Stephen George Ridzik (April 29, 1929 – January 8, 2008) was an American right-handed pitcher in Major League Baseball who played for five teams from 1950 to 1966, primarily the Philadelphia Phillies and Washington Senators.

Born in Yonkers, New York, Ridzik was signed by the Phillies at the age of 16 and made his major league debut on September 4, 1950, pitching in relief. In 1953, Ridzik started 12 games and relieved in 30 more going 9-6 with an earned run average of 3.77. The Phillies traded him on April 30, 1955, along with Smoky Burgess and Stan Palys, to the Cincinnati Redlegs for Andy Seminick, Glen Gorbous, and Jim Greengrass. After having his contract sold to Seattle of the Pacific Coast League that same year, the New York Giants claimed him the next month in the Rule 5 draft.

Ridzik pitched for the Giants from 1957 to 1958 appearing in 56 games including 5 starts. On April 8, 1958, the Giants sold his contract to the Cleveland Indians where he would pitch in six more games before his contract was sold again to the Chicago Cubs. He would not pitch a major league game with the Cubs before his contract was sold to the Toronto Maple Leafs of the International League.

Ridzik signed with the Washington Senators three years later in 1963 after developing a knuckleball. He would appear in 132 games, mostly in relief, over the next three years for the Senators. On April 13, 1966, his contract was sold back to his original team, the Phillies. He would appear in two games with the Phillies that year before calling it a career.

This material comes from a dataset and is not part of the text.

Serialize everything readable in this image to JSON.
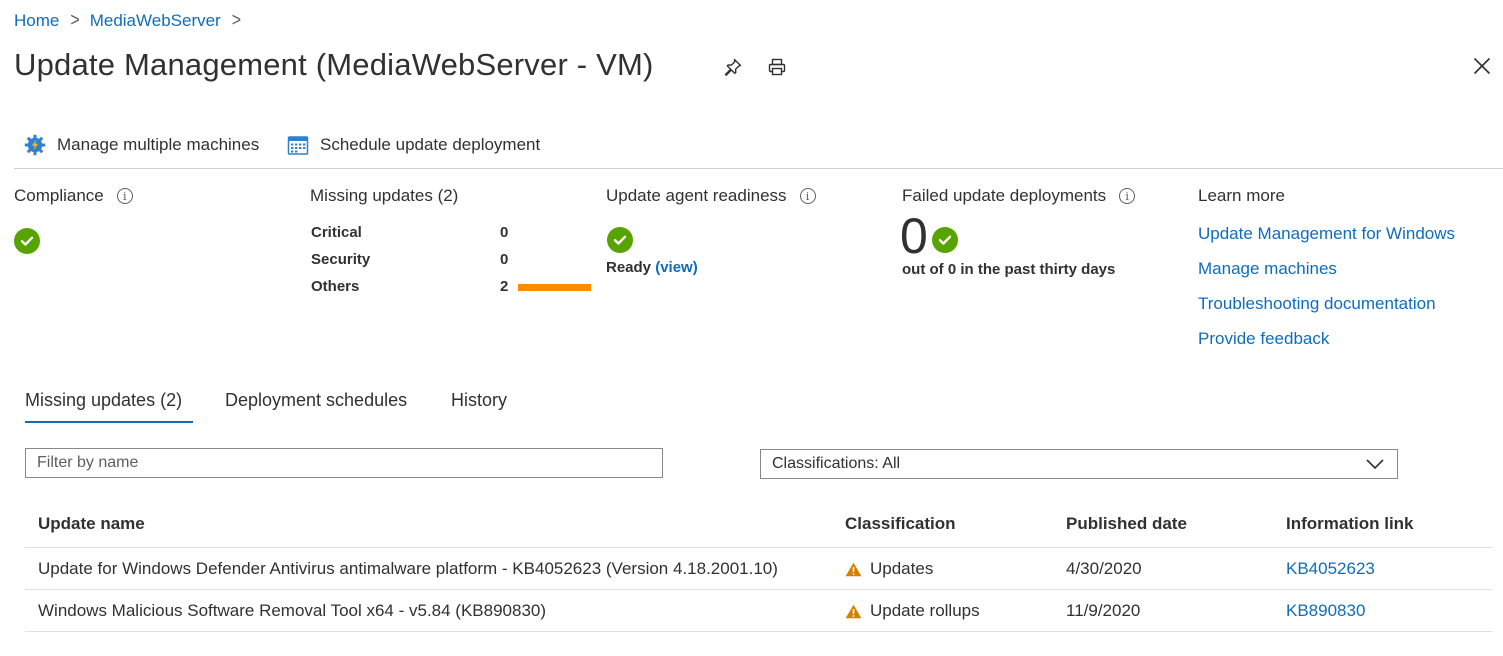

After life as a baseball player, Ridzik worked in the Washington, D.C. area for a military food distributor until moving to Florida in the late 1980s. In Florida, he helped with the organizing of charity events featuring former Major League players. He also helped establish the Major League Baseball Players Alumni Association with a former Senators teammate, Chuck Hinton. He died on January 8, 2008, after fighting heart disease for several years.